The United Nations has expressed deep concern for the nearly 3 million people trapped in Idlib. […]
The UN said this week it was bracing for “the most horrific tragedy” in Idlib and dubbed it a “dumping ground” for fighters and civilians. Staffan de Mistura, the UN envoy for Syria, warned on Thursday that as many as 800,000 people could be displaced if the fighting does begin. He said he feared the potential use of chemical weapons by the regime and al-Qaeda.”
That important context – along with the fact that in September 2018 Russia and Turkey agreed to create a demilitarised buffer zone in Idlib province – was likewise absent from the account given by Jeremy Bowen, which began with a description of his own family trip to the district in 2010 before going on:
Bowen: “Since the [Syrian] regime and its Russian allies launched an offensive against the province three months ago, 450 civilians have been killed. Idlib is the last big piece of land and major population centre they still haven’t recaptured. A few days ago, in a speech overflowing with frustration and anger, the UN’s humanitarian chief Mark Lowcock told the Security Council that 440,000 people had been displaced within the Idlib enclave and the biggest humanitarian disaster of the 21st century was in the making. ‘Are you going to shrug your shoulders?’ he asked them ‘or are you going to listen to the children of Idlib and do something about it?’. But the Security Council will not, cannot act. The five permanent members are deeply divided over Syria. The result is a deadlock that discredits an organisation that’s only as strong as the political will of its members.”
Bowen however stopped short of clarifying to audiences that his euphemistic portrayal of a “deeply divided” UN Security Council in fact means Russian vetoes – as reported by AP in June.
“Russia blocked the U.N. Security Council on Monday from issuing a statement sounding alarm about the increasing fighting in and around Syria’s Idlib province and the possibility of a humanitarian disaster, a council diplomat said. […]
The Security Council has struggled to speak with one voice on Syria in recent years. In one notable example, a 2017 Russian veto put an end to an initiative that determined accountability for chemical attacks in Syria. That effort was run jointly by the U.N. and the Organization for the Prohibition of Chemical Weapons.”
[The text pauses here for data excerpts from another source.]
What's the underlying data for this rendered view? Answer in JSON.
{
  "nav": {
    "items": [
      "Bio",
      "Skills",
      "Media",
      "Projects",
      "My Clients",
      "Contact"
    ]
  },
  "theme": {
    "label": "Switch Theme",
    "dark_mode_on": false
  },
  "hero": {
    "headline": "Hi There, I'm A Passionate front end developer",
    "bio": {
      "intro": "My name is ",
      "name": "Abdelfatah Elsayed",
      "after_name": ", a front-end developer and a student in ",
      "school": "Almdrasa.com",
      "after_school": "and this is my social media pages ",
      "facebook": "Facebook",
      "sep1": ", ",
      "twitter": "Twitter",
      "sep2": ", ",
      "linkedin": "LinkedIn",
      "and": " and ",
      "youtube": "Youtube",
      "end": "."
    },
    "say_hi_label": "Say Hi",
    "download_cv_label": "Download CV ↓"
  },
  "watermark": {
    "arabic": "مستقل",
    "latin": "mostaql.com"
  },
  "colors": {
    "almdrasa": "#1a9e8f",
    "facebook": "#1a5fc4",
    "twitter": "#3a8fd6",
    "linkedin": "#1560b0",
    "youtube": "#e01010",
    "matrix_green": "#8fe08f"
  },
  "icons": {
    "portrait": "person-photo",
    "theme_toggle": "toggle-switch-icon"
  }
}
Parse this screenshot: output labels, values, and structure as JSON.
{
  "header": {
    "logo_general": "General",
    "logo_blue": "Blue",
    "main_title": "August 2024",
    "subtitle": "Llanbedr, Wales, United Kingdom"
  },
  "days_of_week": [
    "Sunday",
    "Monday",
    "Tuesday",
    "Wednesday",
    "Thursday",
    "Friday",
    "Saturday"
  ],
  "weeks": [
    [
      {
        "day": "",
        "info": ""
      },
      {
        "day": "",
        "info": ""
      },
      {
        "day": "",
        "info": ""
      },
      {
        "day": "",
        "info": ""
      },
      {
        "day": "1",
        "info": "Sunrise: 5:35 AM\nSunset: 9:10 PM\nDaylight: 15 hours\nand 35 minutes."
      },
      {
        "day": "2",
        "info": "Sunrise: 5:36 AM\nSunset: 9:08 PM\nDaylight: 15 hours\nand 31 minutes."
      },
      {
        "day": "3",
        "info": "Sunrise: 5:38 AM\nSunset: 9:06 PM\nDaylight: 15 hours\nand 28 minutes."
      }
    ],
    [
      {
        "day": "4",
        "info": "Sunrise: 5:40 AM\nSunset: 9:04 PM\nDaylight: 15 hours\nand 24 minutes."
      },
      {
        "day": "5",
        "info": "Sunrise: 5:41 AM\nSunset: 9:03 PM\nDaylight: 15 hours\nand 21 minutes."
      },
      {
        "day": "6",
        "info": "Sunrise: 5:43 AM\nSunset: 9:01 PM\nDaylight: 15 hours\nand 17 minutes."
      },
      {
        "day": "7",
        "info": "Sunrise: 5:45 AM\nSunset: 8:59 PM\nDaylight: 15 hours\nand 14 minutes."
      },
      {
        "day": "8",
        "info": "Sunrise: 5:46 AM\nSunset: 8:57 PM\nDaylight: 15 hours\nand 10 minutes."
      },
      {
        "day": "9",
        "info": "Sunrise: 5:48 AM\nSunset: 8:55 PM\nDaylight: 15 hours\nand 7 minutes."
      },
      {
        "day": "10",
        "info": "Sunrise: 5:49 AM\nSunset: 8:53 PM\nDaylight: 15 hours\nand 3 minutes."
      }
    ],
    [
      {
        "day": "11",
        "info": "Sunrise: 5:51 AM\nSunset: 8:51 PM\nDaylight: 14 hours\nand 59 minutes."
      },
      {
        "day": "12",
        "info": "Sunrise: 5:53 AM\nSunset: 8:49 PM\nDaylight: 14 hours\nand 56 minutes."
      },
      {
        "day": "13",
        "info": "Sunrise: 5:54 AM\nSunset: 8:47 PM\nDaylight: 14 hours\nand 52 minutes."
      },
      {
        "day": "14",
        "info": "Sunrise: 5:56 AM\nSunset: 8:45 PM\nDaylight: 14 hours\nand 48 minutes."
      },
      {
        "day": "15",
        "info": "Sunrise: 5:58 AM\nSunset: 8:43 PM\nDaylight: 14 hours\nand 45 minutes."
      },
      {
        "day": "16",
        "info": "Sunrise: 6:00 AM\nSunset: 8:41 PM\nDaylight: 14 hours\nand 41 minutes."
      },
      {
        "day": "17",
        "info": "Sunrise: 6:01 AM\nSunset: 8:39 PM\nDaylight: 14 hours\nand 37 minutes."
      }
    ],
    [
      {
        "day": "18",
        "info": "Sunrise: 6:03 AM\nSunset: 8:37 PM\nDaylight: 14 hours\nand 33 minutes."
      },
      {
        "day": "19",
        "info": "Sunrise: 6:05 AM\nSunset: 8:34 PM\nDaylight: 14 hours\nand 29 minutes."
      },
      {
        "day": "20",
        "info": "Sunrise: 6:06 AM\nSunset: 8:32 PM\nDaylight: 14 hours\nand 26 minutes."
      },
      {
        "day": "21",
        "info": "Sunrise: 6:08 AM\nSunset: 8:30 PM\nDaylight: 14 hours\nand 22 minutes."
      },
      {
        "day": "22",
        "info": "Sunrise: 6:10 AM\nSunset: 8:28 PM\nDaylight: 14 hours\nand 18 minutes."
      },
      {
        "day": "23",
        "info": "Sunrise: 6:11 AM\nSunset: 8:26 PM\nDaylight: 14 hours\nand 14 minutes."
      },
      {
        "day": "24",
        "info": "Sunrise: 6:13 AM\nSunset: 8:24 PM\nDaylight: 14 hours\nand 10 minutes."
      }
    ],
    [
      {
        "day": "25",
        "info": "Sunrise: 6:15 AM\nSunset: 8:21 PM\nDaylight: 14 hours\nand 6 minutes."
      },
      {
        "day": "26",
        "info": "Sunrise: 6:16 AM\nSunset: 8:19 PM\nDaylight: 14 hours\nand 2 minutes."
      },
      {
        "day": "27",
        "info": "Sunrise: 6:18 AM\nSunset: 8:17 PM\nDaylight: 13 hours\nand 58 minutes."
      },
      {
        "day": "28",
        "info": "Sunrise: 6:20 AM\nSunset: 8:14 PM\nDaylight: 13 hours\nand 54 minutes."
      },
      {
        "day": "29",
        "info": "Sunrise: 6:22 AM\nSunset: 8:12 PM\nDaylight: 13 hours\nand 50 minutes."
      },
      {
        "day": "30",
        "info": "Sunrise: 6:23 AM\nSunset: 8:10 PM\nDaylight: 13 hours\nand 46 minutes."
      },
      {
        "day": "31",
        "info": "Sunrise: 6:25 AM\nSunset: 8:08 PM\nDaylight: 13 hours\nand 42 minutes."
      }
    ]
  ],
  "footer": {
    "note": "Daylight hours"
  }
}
In April 2018 the Guardian had already noted that:
“Russia has used its security council veto powers 11 times to block action targeting its ally Syria.”
After reminiscing about another trip to the Idlib region in 2012, Bowen told listeners:
Bowen: “Turkey and Russia are the outside powers that matter in Idlib. The regime needs Russia’s power. Turkey wants a big say in the future of land just across its border and to destroy the power and national aspirations of Kurds who did the hard fighting on the ground against IS. And caught in the centre of it all are three million people in Idlib province. That includes tens of thousands of armed men loyal to a range of militias under an alliance led by a Salafist jihadist fighting group, some of whose leaders come from Al Qaeda. The regime and the Russians say they’re fighting terrorists. Many in the West would not disagree even as they deplore their methods.”
Just as was the case when he reported from Syria in 2015, Bowen made no effort to balance that promotion of a Syrian regime talking point by clarifying to BBC audiences that many more Syrian civilians have been killed by regime forces than by Jihadists of various stripes.
And so, once again, BBC audiences get a carefully framed story on Syria which omits relevant information essential for its proper understanding from the man charged with making news from the Middle East “more comprehensive or comprehensible for the audience”.